The years had taken a toll on young Donoghue Donoghue. Prize-winning fame came at a price, and for Donoghue Donoghue that price was his ability to remain sober for more than a few hours at a time. What a shame. Some say it was the pressure that came with being Head Rooster that made Donoghue Donoghue crack, others say it was the cocaine. The reality is that it was probably a mixture of the two.

On the July evening a physical altercation broke out between Noghu Donoghue (RIP) Donoghue Donoghue. The cause of the altercation? We will never know. The result: Noghu Donoghue (RIP) Donoghue Donoghue vowed to never speak again. Ever! Poor Donna Donoghue (RIP) was rolling in her grave.

Donoghue Donoghue burst out of his father’s home with teary eyes and a fuzzy mind. Only a few minutes earlier he had it all: a good relationship with his father, Noghu Donoghue (RIP), the most prestigious job in town, and enough cocaine to kill a small elephant. Now all he had was the most prestigious job in town and enough cocaine to kill a small elephant – but by morning those too would be gone.

Donoghue Donoghue awoke from his cocaine-induced slumber at 5:03 the next morning in a small farming community located on the Manitoba-Saskatchewan border. Awakesville, Saskatchewan burned to the ground two minutes earlier, at 5:01 in the morning. There were no survivors, not even Noghu Donoghue (RIP).

You see, Mrs. Enright (RIP) owned Awakesville’s premier pie emporium/indoor play structure fun zone, aptly named “Enright’s Premiere Pie Emporium and Indoor Play Structure Fun Zone”. At its peak, “Enright’s Premiere Pie Emporium and Indoor Play Structure Fun Zone” was the premiere pie emporium and indoor play structure fun zone in South-East Saskatchewan. Like most Akwakesvilleites, Mrs. Enright (RIP) relied quite heavily on Donoghue Donoghue to wake her at 5:00 sharp every morning. Why? Because Mrs. Enright (RIP) baked her pies overnight and if she let those little suckers cook even a minute too long, the highly flammable ingredients in her pies would blow her entire pie emporium and indoor play structure fun zone to smithereens.

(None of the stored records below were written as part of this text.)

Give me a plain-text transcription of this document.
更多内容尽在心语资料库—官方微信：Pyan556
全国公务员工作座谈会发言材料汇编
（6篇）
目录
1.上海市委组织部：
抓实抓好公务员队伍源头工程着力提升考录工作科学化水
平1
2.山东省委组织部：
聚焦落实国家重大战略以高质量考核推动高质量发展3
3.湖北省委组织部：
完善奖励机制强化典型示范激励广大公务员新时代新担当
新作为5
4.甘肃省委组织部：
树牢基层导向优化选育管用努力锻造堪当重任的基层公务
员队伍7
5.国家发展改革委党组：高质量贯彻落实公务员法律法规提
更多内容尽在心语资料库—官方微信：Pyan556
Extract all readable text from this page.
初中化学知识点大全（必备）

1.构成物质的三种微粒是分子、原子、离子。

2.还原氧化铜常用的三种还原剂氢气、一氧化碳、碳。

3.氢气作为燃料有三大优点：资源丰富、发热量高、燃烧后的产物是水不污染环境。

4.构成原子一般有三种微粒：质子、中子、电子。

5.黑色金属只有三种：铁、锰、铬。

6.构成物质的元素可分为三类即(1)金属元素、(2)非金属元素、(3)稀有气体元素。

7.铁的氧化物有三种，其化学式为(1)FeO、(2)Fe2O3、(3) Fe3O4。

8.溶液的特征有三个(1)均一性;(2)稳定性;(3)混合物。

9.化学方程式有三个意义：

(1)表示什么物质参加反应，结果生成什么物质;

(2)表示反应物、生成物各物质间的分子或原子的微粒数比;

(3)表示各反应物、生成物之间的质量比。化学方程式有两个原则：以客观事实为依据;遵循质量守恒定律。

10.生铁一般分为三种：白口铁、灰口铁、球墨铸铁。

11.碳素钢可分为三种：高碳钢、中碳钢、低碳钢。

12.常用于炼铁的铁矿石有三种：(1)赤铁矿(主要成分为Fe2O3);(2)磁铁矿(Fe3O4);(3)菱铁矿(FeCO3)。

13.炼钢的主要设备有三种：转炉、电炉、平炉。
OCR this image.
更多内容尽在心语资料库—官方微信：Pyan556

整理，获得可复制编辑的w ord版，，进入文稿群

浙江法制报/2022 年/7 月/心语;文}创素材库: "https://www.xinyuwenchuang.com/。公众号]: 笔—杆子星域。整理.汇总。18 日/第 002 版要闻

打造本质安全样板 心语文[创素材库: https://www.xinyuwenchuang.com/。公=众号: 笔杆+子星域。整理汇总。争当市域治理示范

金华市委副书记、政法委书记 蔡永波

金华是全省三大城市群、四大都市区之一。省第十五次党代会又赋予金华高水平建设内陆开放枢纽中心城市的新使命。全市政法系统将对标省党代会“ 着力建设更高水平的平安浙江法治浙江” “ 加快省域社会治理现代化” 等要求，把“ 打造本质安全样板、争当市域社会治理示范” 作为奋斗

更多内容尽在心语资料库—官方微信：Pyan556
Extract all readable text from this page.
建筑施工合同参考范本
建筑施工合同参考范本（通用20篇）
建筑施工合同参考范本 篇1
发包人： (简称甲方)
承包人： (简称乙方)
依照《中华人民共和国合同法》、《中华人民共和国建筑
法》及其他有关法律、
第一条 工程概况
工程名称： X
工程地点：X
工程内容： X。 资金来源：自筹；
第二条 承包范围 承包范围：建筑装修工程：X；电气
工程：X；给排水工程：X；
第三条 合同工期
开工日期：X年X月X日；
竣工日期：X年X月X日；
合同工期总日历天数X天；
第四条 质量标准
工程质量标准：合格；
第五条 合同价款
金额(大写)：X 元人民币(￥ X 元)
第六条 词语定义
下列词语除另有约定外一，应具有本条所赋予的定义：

At exactly 5:01.01am on the fateful July morning, Mrs. Enright’s premiere pie emporium and indoor play structure fun zone blew to smithereens. By 5:01.05am, the neighbouring shops, restaurants, and fun zones had all caught fire and burned to the ground. When 5:01.36am rolled around, Awakesville’s town hall and court house were no more. And at 5:01.58am, Awakesville was but a sleepy memory to those from other framing communities in South-East Saskatchewan.

Crippled by guilt, Donoghue Donoghue immediately left South Eastern Saskatchewan and hopped the first flight he could find to East Africa. Donoghue Donoghue now lives behind a tall apartment building in Mengo, Kampala, Uganda. He has since changed his name to Hue Hue for fear of being recognized as the rooster who was responsible for the infamous “July Awakesville Disaster Extraordinaire”. Hue Hue lives a quiet life, a happy life, but is ultimately haunted by his careless actions in South East Saskatchewan so many years ago. In fact, for fear of causing another disaster extraordinaire, Hue Hue has not slept a wink since that darn fateful July evening. Hue Hue is, by all intents and purposes, an insomniac rooster.


3 thoughts on “Entry #16 – Sunday June 14th, 2015 — “The Sunday Edition”

  1. Hi Jeremy,

    Finally someone who understands when I say, the silence in my house is deafening. By the way, I have a great recipe for drunken chicken, if Hue Hue should meet an untimely demise…..


  2. You talk about all the noise. Here at home it is especially quiet with Bradley and you both away. I would welcome some of Hue Hue’s songs.